Freeman plans on playing Styles on offense and defense during Saturday’s Blue-Gold Game.

He’ll follow the same path as a few current teammates if Styles decides to switch positions full-time.

Notre Dame recruited Cam Hart as a wide receiver before moving him to cornerback during his freshman season in 2019. He started as a junior and senior and returned for a fifth season in 2023 after undergoing shoulder surgery in late 2022. 

Xavier Watts spent a season and a half as a wide receiver before Freeman, then Notre Dame’s defensive coordinator, recruited him to safety. Based on his performances in the spring, the coaching staff expects Watts to break out this fall. 

Hart believes Styles possesses the necessary traits to fit inside the Fighting Irish cornerback room. 

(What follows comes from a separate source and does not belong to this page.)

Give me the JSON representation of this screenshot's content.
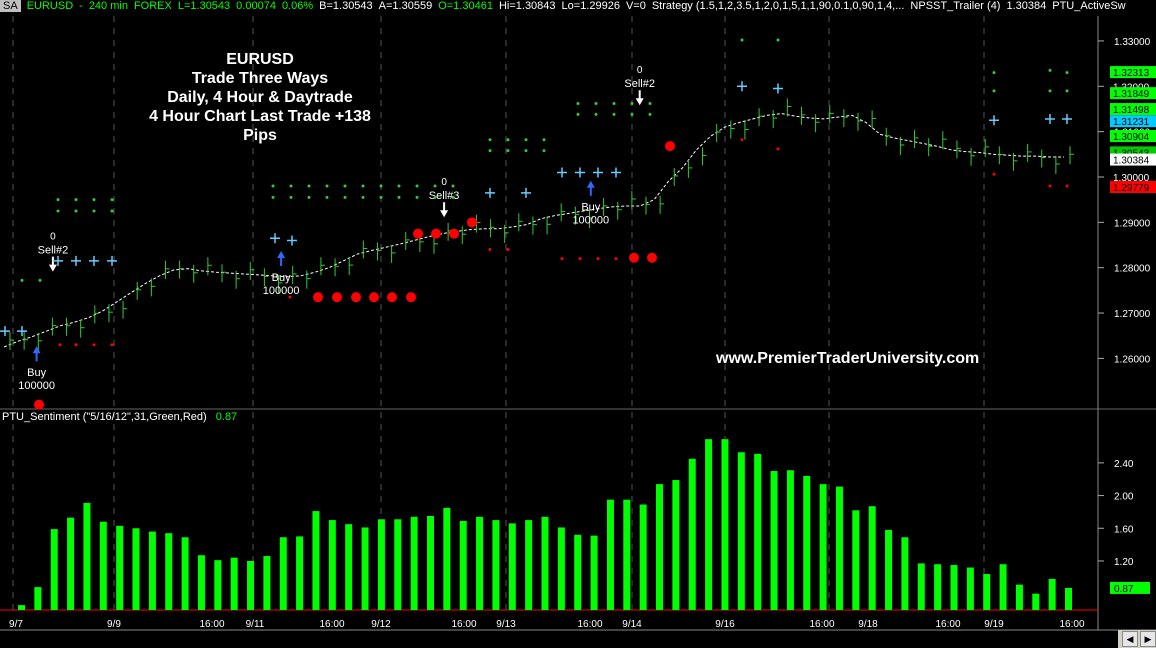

“Lorenzo’s a dog. He loves football,” Cam Hart said. “I think if you just give yourself to the game, it'll come to you and Coach Mickens does a good job in demanding and implementing our culture into each one of us. We obviously have different personalities. So he has a personal relationship with each of us, and I'm sure he'll do well with that with Lorenzo. 

“It’s bringing that same attitude every day, being the same guy every day, having a love for the game, and it’s working your ass off.”

The defensive coaching staff would love to poach him. Defensive coordinator Al Golden raved about Styles during a press conference on Saturday. 

Similarly, cornerbacks coach Mike Mickens believes Styles could impact the defense.

“He’s very quick. He’s strong,” Mickens said. “That’s what I’m realizing about him, he has a strong punch, which is effective when you’re pressing. He understands route recognition a lot. He’s a confident kid, and you can tell he wants the ball.”

Even given his pedigree and natural abilities, Styles faces a difficult decision. 

“I told him, ‘the road to where you want to go is bumpy on either side of the ball, right?’” Freeman said to Styles. “‘It isn't always going to be that easy.’”

At cornerback, he still needs to learn the defense. He doesn’t the signals, where his help is or what his run responsibilities are. 

Sure, he’s capable of grasping the playbook, but he’s effectively starting from scratch.

On offense, Styles is a proven commodity, especially after the catch, struggled to reliably haul in the ball last fall.

“I just had a little bit of a mental challenge, but I definitely got past that,” Styles said. “I’ve been making plays all spring ball.”

In 2022, he led all pass-catchers with six dropped passes on 47 targets. 

This spring, he’s started to regain the coaching staff's trust, but he still primarily repped with the second-team offense at wide receiver behind Tobias Merriweather to the field and Jayden Thomas in the slot. 

Styles is still in a position to help the offense this fall, but maybe he’s a future star at cornerback. 

Ultimately, the staff will leave the choice up to him, knowing he’s an asset to the team regardless of where he decides to play. 

“He’s a tremendous young man who’s deserving of an opportunity to make an impact at Notre Dame,” Golden said. “He will do that, I promise you. He’s a great kid.”